“Implikasinya bagi para produsen hasil laut adalah produksi laut yang dihasilkan mereka juga memperhatikan keberlangsungan ekosistem laut, pengelolaan hasil laut yang zero waste, serta melarang praktik overexploitation,” kata Vinda.
Penerapan blue economy di Indonesia saat ini, kata Vinda, sudah mencatat peningkatan jika dibandingkan tahun sebelumnya. Dicontohkan, salah satu bentuk dukungan yang diberikan Kementerian Pariwisata dan Ekonomi Kreatif (Kemenparekraf), yaitu program desa wisata.
Setiap desa di Indonesia diakomodasi untuk menggali ciri khas daerah masing-masing, yang berkontribusi dalam penerapan blue economy tersebut.
“Masyarakat daerah pesisir yang awalnya hanya berfokus untuk menangkap ikan saja, saat ini dapat mengembangkan potensi dari sektor perikanan dan kelautan,” katanya.
Tidak hanya diversifikasi hasil laut, melainkan juga kerajinan tangan yang bisa menjadi ciri khas daerah.
Di beberapa desa atau wilayah, bahkan, sudah mulai ‘mempercantik’ diri agar menarik wisatawan lokal maupun internasional.
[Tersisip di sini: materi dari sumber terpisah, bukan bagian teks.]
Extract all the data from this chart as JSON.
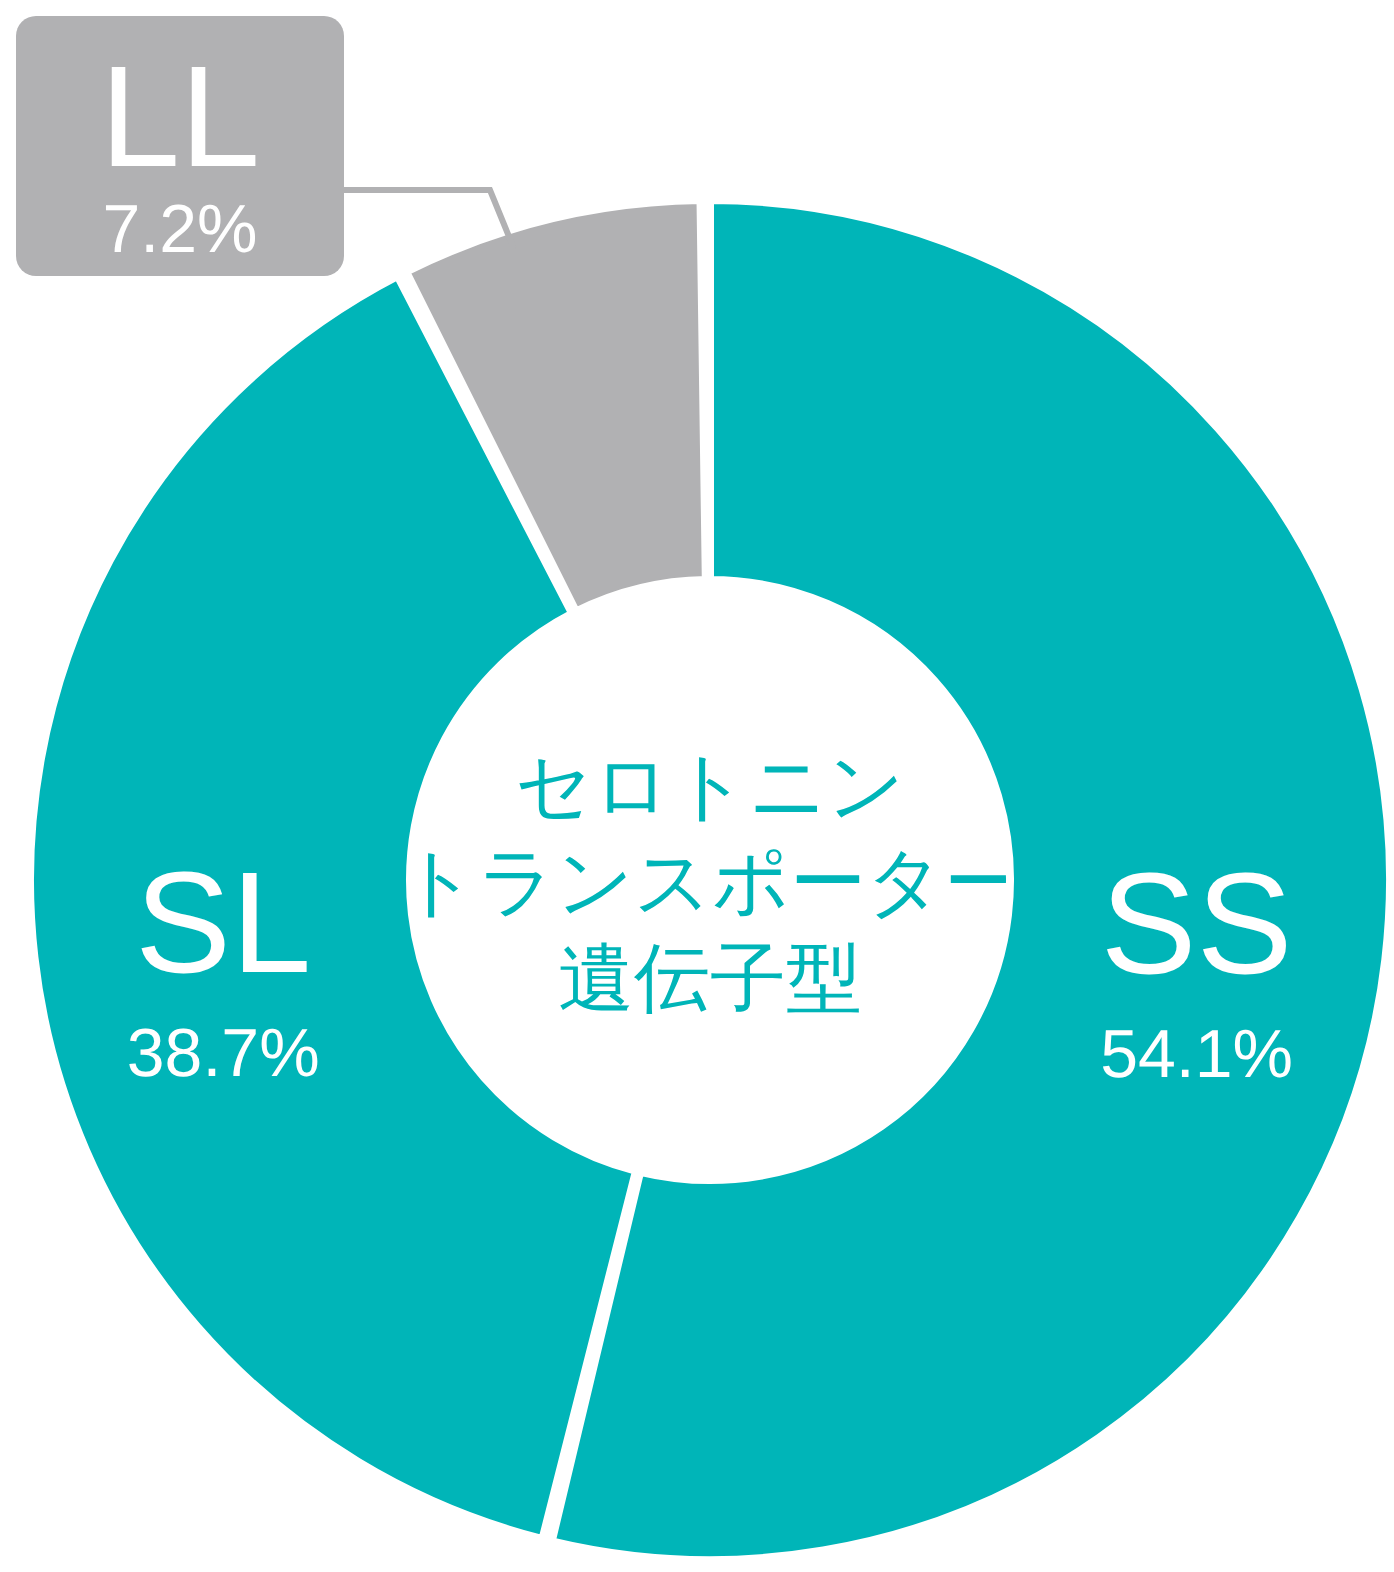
{
  "chart_data": {
    "type": "donut",
    "annotations": [
      "セロトニン",
      "トランスポーター",
      "遺伝子型"
    ],
    "categories": [
      "SS",
      "SL",
      "LL"
    ],
    "values": [
      54.1,
      38.7,
      7.2
    ],
    "colors": [
      "#00b5b8",
      "#00b5b8",
      "#b1b1b3"
    ],
    "value_labels": [
      "54.1%",
      "38.7%",
      "7.2%"
    ],
    "legend": false
  }
}
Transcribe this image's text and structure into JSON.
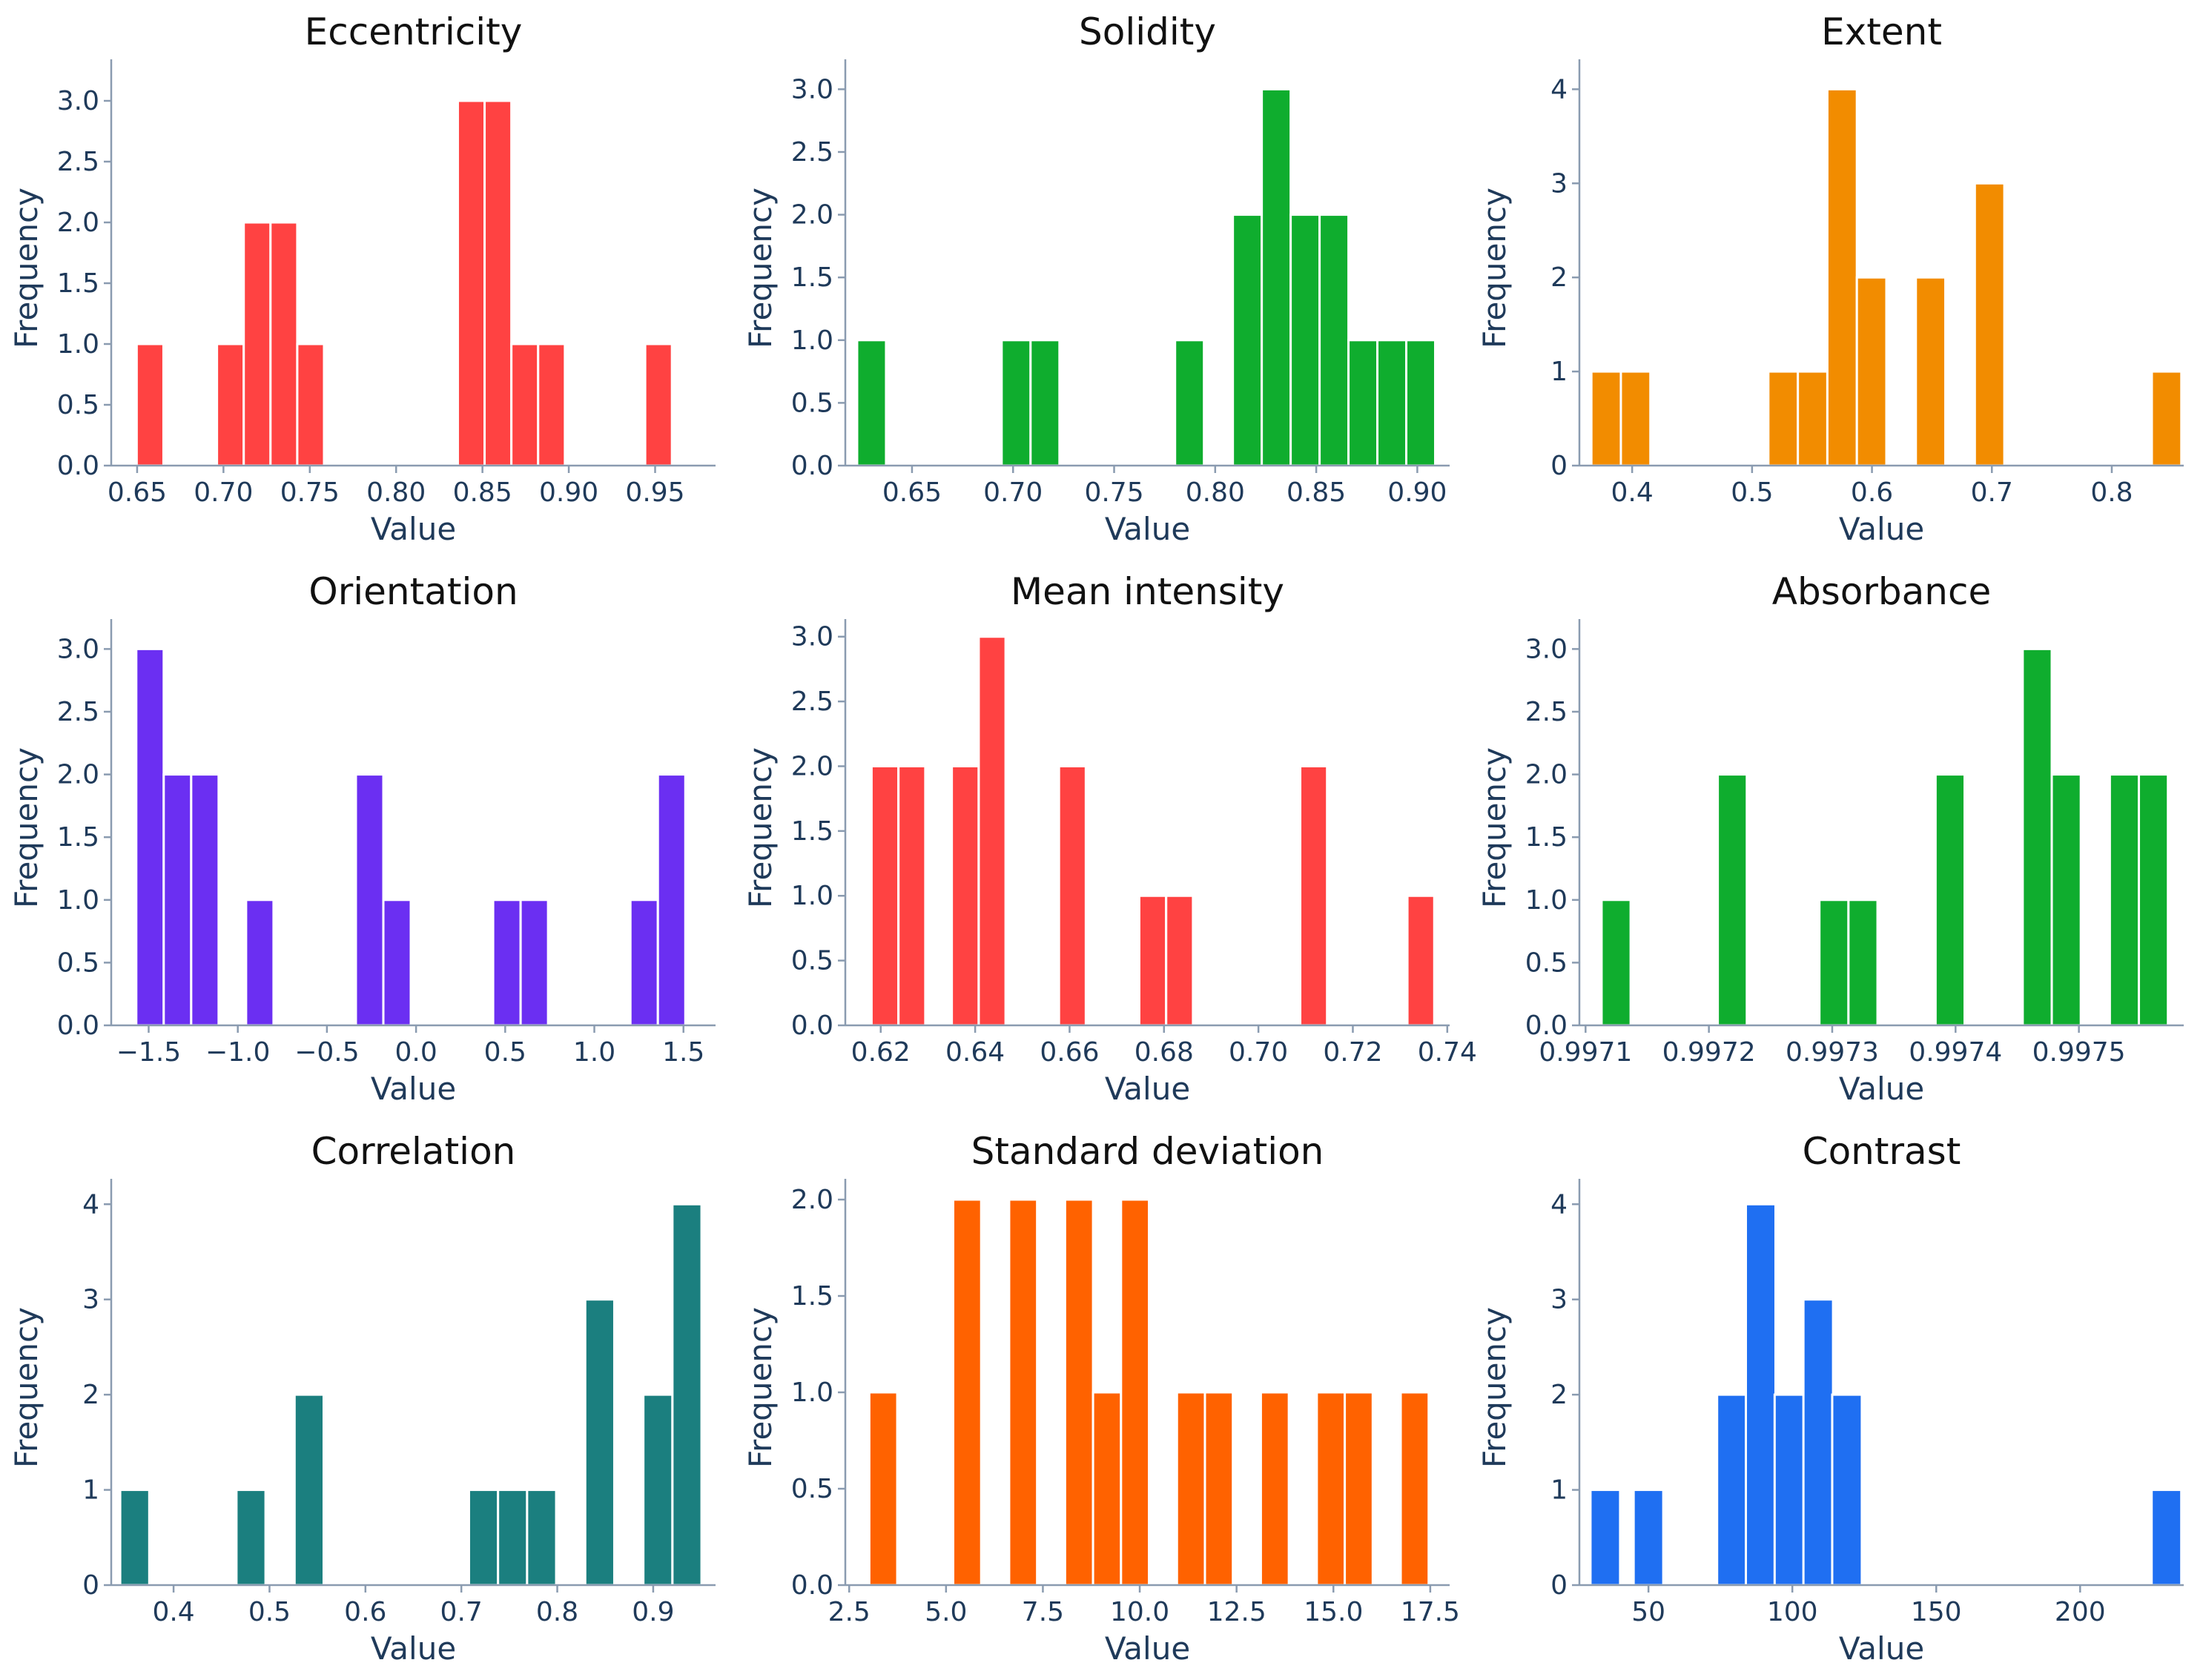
{
  "figure": {
    "background": "#ffffff"
  },
  "chart_data": [
    {
      "type": "bar",
      "title": "Eccentricity",
      "xlabel": "Value",
      "ylabel": "Frequency",
      "color": "#ff4242",
      "bin_width": 0.0155,
      "xlim": [
        0.635,
        0.985
      ],
      "ylim": [
        0,
        3.25
      ],
      "xticks": [
        0.65,
        0.7,
        0.75,
        0.8,
        0.85,
        0.9,
        0.95
      ],
      "xtick_labels": [
        "0.65",
        "0.70",
        "0.75",
        "0.80",
        "0.85",
        "0.90",
        "0.95"
      ],
      "yticks": [
        0.0,
        0.5,
        1.0,
        1.5,
        2.0,
        2.5,
        3.0
      ],
      "ytick_labels": [
        "0.0",
        "0.5",
        "1.0",
        "1.5",
        "2.0",
        "2.5",
        "3.0"
      ],
      "x": [
        0.6575,
        0.704,
        0.7195,
        0.735,
        0.7505,
        0.8435,
        0.859,
        0.8745,
        0.89,
        0.952
      ],
      "values": [
        1,
        1,
        2,
        2,
        1,
        3,
        3,
        1,
        1,
        1
      ]
    },
    {
      "type": "bar",
      "title": "Solidity",
      "xlabel": "Value",
      "ylabel": "Frequency",
      "color": "#0fad2e",
      "bin_width": 0.0143,
      "xlim": [
        0.617,
        0.916
      ],
      "ylim": [
        0,
        3.15
      ],
      "xticks": [
        0.65,
        0.7,
        0.75,
        0.8,
        0.85,
        0.9
      ],
      "xtick_labels": [
        "0.65",
        "0.70",
        "0.75",
        "0.80",
        "0.85",
        "0.90"
      ],
      "yticks": [
        0.0,
        0.5,
        1.0,
        1.5,
        2.0,
        2.5,
        3.0
      ],
      "ytick_labels": [
        "0.0",
        "0.5",
        "1.0",
        "1.5",
        "2.0",
        "2.5",
        "3.0"
      ],
      "x": [
        0.63,
        0.7015,
        0.7158,
        0.7873,
        0.8159,
        0.8302,
        0.8445,
        0.8588,
        0.8731,
        0.8874,
        0.9017
      ],
      "values": [
        1,
        1,
        1,
        1,
        2,
        3,
        2,
        2,
        1,
        1,
        1
      ]
    },
    {
      "type": "bar",
      "title": "Extent",
      "xlabel": "Value",
      "ylabel": "Frequency",
      "color": "#f28c00",
      "bin_width": 0.0246,
      "xlim": [
        0.356,
        0.86
      ],
      "ylim": [
        0,
        4.2
      ],
      "xticks": [
        0.4,
        0.5,
        0.6,
        0.7,
        0.8
      ],
      "xtick_labels": [
        "0.4",
        "0.5",
        "0.6",
        "0.7",
        "0.8"
      ],
      "yticks": [
        0,
        1,
        2,
        3,
        4
      ],
      "ytick_labels": [
        "0",
        "1",
        "2",
        "3",
        "4"
      ],
      "x": [
        0.3783,
        0.4029,
        0.5259,
        0.5505,
        0.5751,
        0.5997,
        0.6489,
        0.6981,
        0.8457
      ],
      "values": [
        1,
        1,
        1,
        1,
        4,
        2,
        2,
        3,
        1
      ]
    },
    {
      "type": "bar",
      "title": "Orientation",
      "xlabel": "Value",
      "ylabel": "Frequency",
      "color": "#6b2ff2",
      "bin_width": 0.154,
      "xlim": [
        -1.71,
        1.68
      ],
      "ylim": [
        0,
        3.15
      ],
      "xticks": [
        -1.5,
        -1.0,
        -0.5,
        0.0,
        0.5,
        1.0,
        1.5
      ],
      "xtick_labels": [
        "−1.5",
        "−1.0",
        "−0.5",
        "0.0",
        "0.5",
        "1.0",
        "1.5"
      ],
      "yticks": [
        0.0,
        0.5,
        1.0,
        1.5,
        2.0,
        2.5,
        3.0
      ],
      "ytick_labels": [
        "0.0",
        "0.5",
        "1.0",
        "1.5",
        "2.0",
        "2.5",
        "3.0"
      ],
      "x": [
        -1.4925,
        -1.3385,
        -1.1845,
        -0.8765,
        -0.2605,
        -0.1065,
        0.5095,
        0.6635,
        1.2795,
        1.4335
      ],
      "values": [
        3,
        2,
        2,
        1,
        2,
        1,
        1,
        1,
        1,
        2
      ]
    },
    {
      "type": "bar",
      "title": "Mean intensity",
      "xlabel": "Value",
      "ylabel": "Frequency",
      "color": "#ff4242",
      "bin_width": 0.00568,
      "xlim": [
        0.6125,
        0.7405
      ],
      "ylim": [
        0,
        3.05
      ],
      "xticks": [
        0.62,
        0.64,
        0.66,
        0.68,
        0.7,
        0.72,
        0.74
      ],
      "xtick_labels": [
        "0.62",
        "0.64",
        "0.66",
        "0.68",
        "0.70",
        "0.72",
        "0.74"
      ],
      "yticks": [
        0.0,
        0.5,
        1.0,
        1.5,
        2.0,
        2.5,
        3.0
      ],
      "ytick_labels": [
        "0.0",
        "0.5",
        "1.0",
        "1.5",
        "2.0",
        "2.5",
        "3.0"
      ],
      "x": [
        0.6209,
        0.6266,
        0.6379,
        0.6436,
        0.6606,
        0.6776,
        0.6833,
        0.7117,
        0.7344
      ],
      "values": [
        2,
        2,
        2,
        3,
        2,
        1,
        1,
        2,
        1
      ]
    },
    {
      "type": "bar",
      "title": "Absorbance",
      "xlabel": "Value",
      "ylabel": "Frequency",
      "color": "#0fad2e",
      "bin_width": 2.355e-05,
      "xlim": [
        0.997095,
        0.997585
      ],
      "ylim": [
        0,
        3.15
      ],
      "xticks": [
        0.9971,
        0.9972,
        0.9973,
        0.9974,
        0.9975
      ],
      "xtick_labels": [
        "0.9971",
        "0.9972",
        "0.9973",
        "0.9974",
        "0.9975"
      ],
      "yticks": [
        0.0,
        0.5,
        1.0,
        1.5,
        2.0,
        2.5,
        3.0
      ],
      "ytick_labels": [
        "0.0",
        "0.5",
        "1.0",
        "1.5",
        "2.0",
        "2.5",
        "3.0"
      ],
      "x": [
        0.99712477,
        0.99721897,
        0.99730138,
        0.99732493,
        0.99739557,
        0.99746622,
        0.99748977,
        0.99753687,
        0.99756042
      ],
      "values": [
        1,
        2,
        1,
        1,
        2,
        3,
        2,
        2,
        2
      ]
    },
    {
      "type": "bar",
      "title": "Correlation",
      "xlabel": "Value",
      "ylabel": "Frequency",
      "color": "#1b7f7f",
      "bin_width": 0.0303,
      "xlim": [
        0.335,
        0.965
      ],
      "ylim": [
        0,
        4.15
      ],
      "xticks": [
        0.4,
        0.5,
        0.6,
        0.7,
        0.8,
        0.9
      ],
      "xtick_labels": [
        "0.4",
        "0.5",
        "0.6",
        "0.7",
        "0.8",
        "0.9"
      ],
      "yticks": [
        0,
        1,
        2,
        3,
        4
      ],
      "ytick_labels": [
        "0",
        "1",
        "2",
        "3",
        "4"
      ],
      "x": [
        0.3595,
        0.4807,
        0.5413,
        0.7231,
        0.7534,
        0.7837,
        0.8443,
        0.9049,
        0.9352
      ],
      "values": [
        1,
        1,
        2,
        1,
        1,
        1,
        3,
        2,
        4
      ]
    },
    {
      "type": "bar",
      "title": "Standard deviation",
      "xlabel": "Value",
      "ylabel": "Frequency",
      "color": "#ff6200",
      "bin_width": 0.722,
      "xlim": [
        2.4,
        18.0
      ],
      "ylim": [
        0,
        2.05
      ],
      "xticks": [
        2.5,
        5.0,
        7.5,
        10.0,
        12.5,
        15.0,
        17.5
      ],
      "xtick_labels": [
        "2.5",
        "5.0",
        "7.5",
        "10.0",
        "12.5",
        "15.0",
        "17.5"
      ],
      "yticks": [
        0.0,
        0.5,
        1.0,
        1.5,
        2.0
      ],
      "ytick_labels": [
        "0.0",
        "0.5",
        "1.0",
        "1.5",
        "2.0"
      ],
      "x": [
        3.38,
        5.546,
        6.99,
        8.434,
        9.156,
        9.878,
        11.322,
        12.044,
        13.488,
        14.932,
        15.654,
        17.098
      ],
      "values": [
        1,
        2,
        2,
        2,
        1,
        2,
        1,
        1,
        1,
        1,
        1,
        1
      ]
    },
    {
      "type": "bar",
      "title": "Contrast",
      "xlabel": "Value",
      "ylabel": "Frequency",
      "color": "#1f6ff2",
      "bin_width": 10.3,
      "xlim": [
        26.0,
        236.0
      ],
      "ylim": [
        0,
        4.15
      ],
      "xticks": [
        50,
        100,
        150,
        200
      ],
      "xtick_labels": [
        "50",
        "100",
        "150",
        "200"
      ],
      "yticks": [
        0,
        1,
        2,
        3,
        4
      ],
      "ytick_labels": [
        "0",
        "1",
        "2",
        "3",
        "4"
      ],
      "x": [
        35.0,
        50.0,
        79.0,
        89.0,
        99.0,
        109.0,
        119.0,
        230.0
      ],
      "values": [
        1,
        1,
        2,
        4,
        2,
        3,
        2,
        1
      ]
    }
  ]
}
Meskipun demikian, Vinda mengatakan, masih banyak tantangan terhadap penerapan blue economy di Indonesia.
Pertama, menurut Vinda, eksploitasi sumber daya alam oleh nelayan yang melakukan penangkapan hasil laut secara berlebihan dan mengganggu ekosistem laut. Sehingga, perlu ada inovasi dalam menghasilkan produk yang optimal tanpa merusak lingkungan.